·Skating 滑冰
Why should we all skate no matter what our age? Because you get a lot for a little: It's a bargain! One of the greatest active sports that everyone of all ages can participate is skating.
If you can walk, you have enough balance to try skating. Today people of all ages, beginning at two to three years, up to their nineties can skate for fun and fitness. The fun is clearly seen, but the benefits of skating can be somewhat obscure. Walking uses similar muscles as skating and both have their benefits. However, gliding across the rink on blades has unusual freedom with ever increasing rewards. Skating burns calories at an increased rate, aids vascular cleaning and improves balance. It is well known that walking has benefits for all ages; but there are many more benefits from skating.
Nobody wants to store extra energy as fat so we have to burn a significant portion of what we eat. Some nutrients go to replacing wear and tissue; some goes to fat that we must burn or it is stored. One defense for this accumulation is to burn the energy during exercise by increasing the work done by the arms and legs. Both the arms and legs are able to consume calories in proportion to their muscle volume. This ratio could be estimated by comparing the volume of these body parts. For example: the thigh muscle is roughly ten times the volume of the arm muscle. Thus skating is a much more efficient use of time burning calories.
At first, we might consider running for exercise. However, we must consider how we apply the force to our joints and bones. Skating applies a lower force over a longer stroke and can efficiently burn more fat energy calories per stroke than a larger force for a shorter stroke.
The deciding choice is always a lower force applied over a longer stroke because it is more effective and lower in body strain.
Most of us are short on time to spend at any sport, so we need to consider the greatest calorie energy output for the shortest time spent. The skating calorie energy applied is two to three times the rate of walking type energy consumption. You can expect the same benefit of calorie type consumption as walking in approximately one third of the time as walking.

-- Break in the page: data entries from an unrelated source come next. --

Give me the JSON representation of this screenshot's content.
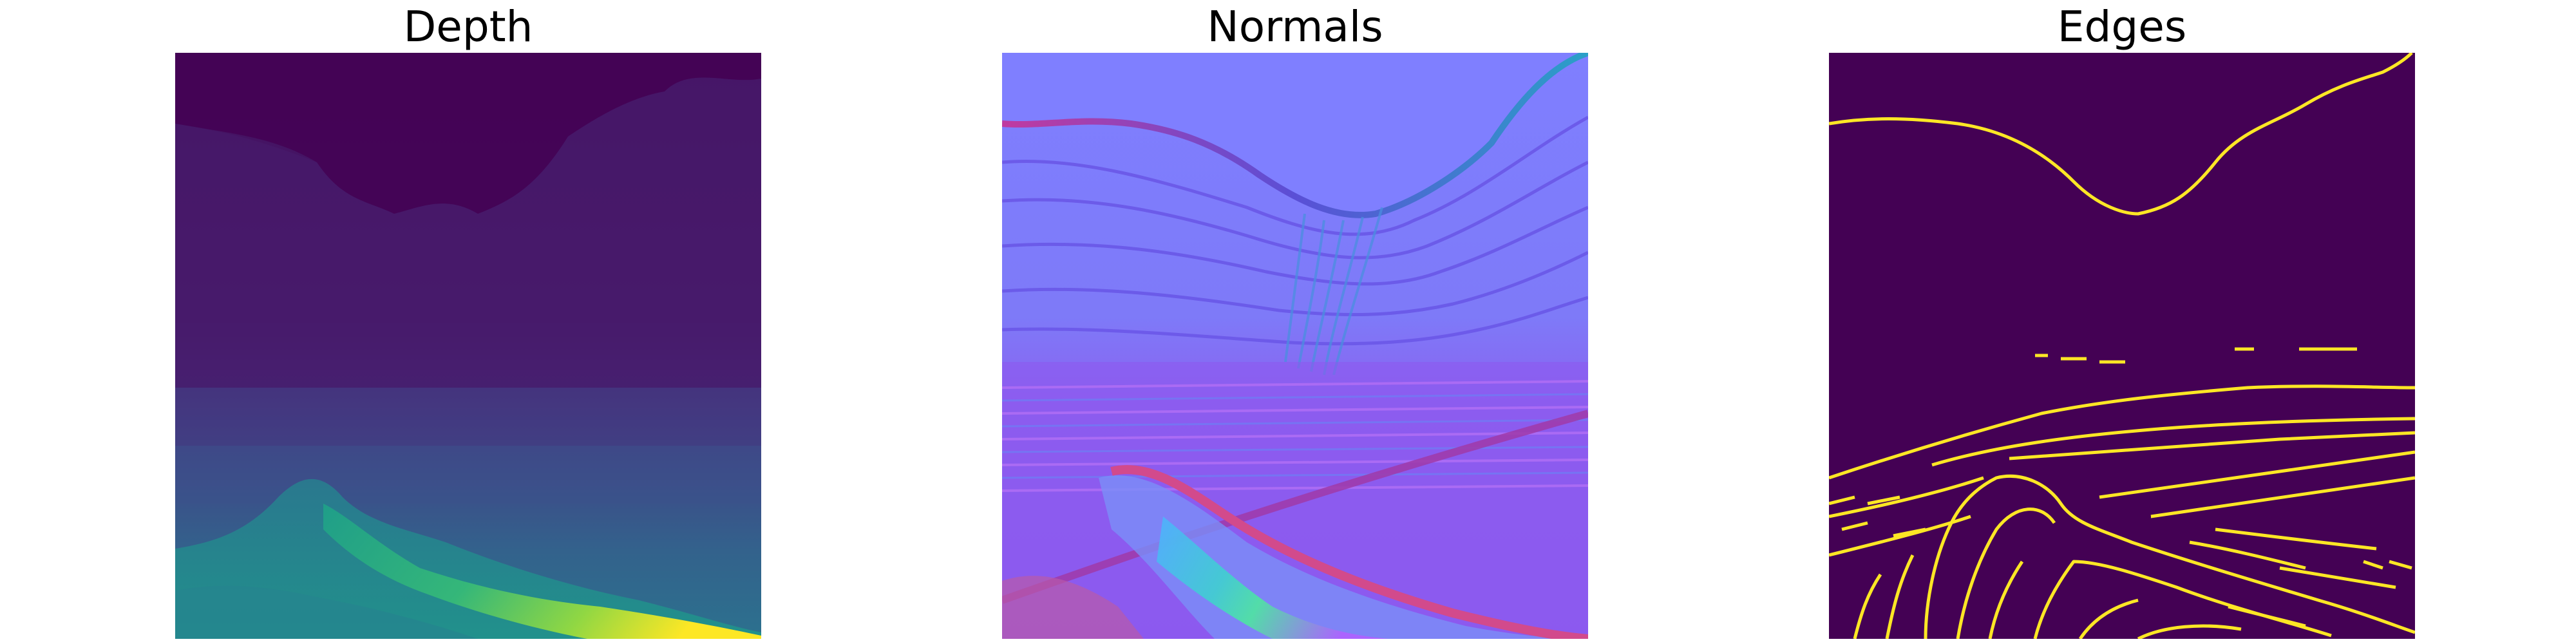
{
  "figure": {
    "panels": [
      {
        "title": "Depth",
        "image": "depth-map"
      },
      {
        "title": "Normals",
        "image": "surface-normals-map"
      },
      {
        "title": "Edges",
        "image": "edge-detection-map"
      }
    ],
    "colors": {
      "background": "#ffffff",
      "depth_far": "#440154",
      "depth_mid": "#3b528b",
      "depth_near": "#21918c",
      "depth_nearest": "#fde725",
      "normals_base": "#7f7fff",
      "edges_background": "#440154",
      "edges_line": "#fde725"
    }
  }
}
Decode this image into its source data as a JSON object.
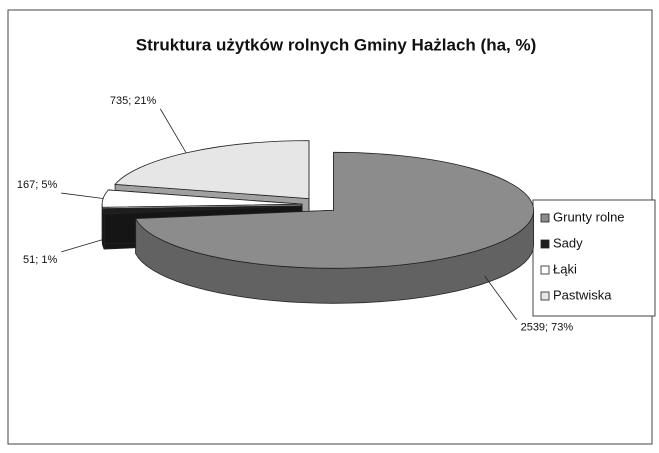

Another benefit to skating is the air that one breathes. In the rink, the air may be thirty to forty degrees and thus more dense than the room type air that you breathe. Dense air can burn more calories at an ever increasing rate as the air temperature is lowered. This accounts for the euphoric feeling after a pleasant one half to three quarters of an hour of skating.
A third skating benefit is the vascular action of gentle flushing and widening of the arteries in the legs and the tiny vessels in the toes. The heartbeat energy wave moves down to your toes and a portion of the energy wave returns. What is left to come back can add to your next heartbeat. This can save your next heartbeat work in proportion to the size of the return wave energy. It is clear that the greater the energy, the less work your heart has to do in a twenty-four hour day. Believe me, it can give you back some youth that you once had!
One of the nicest advantages to skating is an improvement of balance. Your brain can process balance clues quite well, but if the output muscles are weak, the response energy is quite late.
Skating develops the calf, thigh, ankle and foot muscles that control balance. The more you skate, the better your balance becomes because these muscles become strengthened.
But what about the fun? Increasing your stability, fitness and confidence are all good things, but the greatest thing about skating is the fun. Skating in the rink feels like floating and provides a real sense of freedom and relaxation that takes you away from the demands and stress of daily life. Give it a try and you'll see...c;mon out and skate!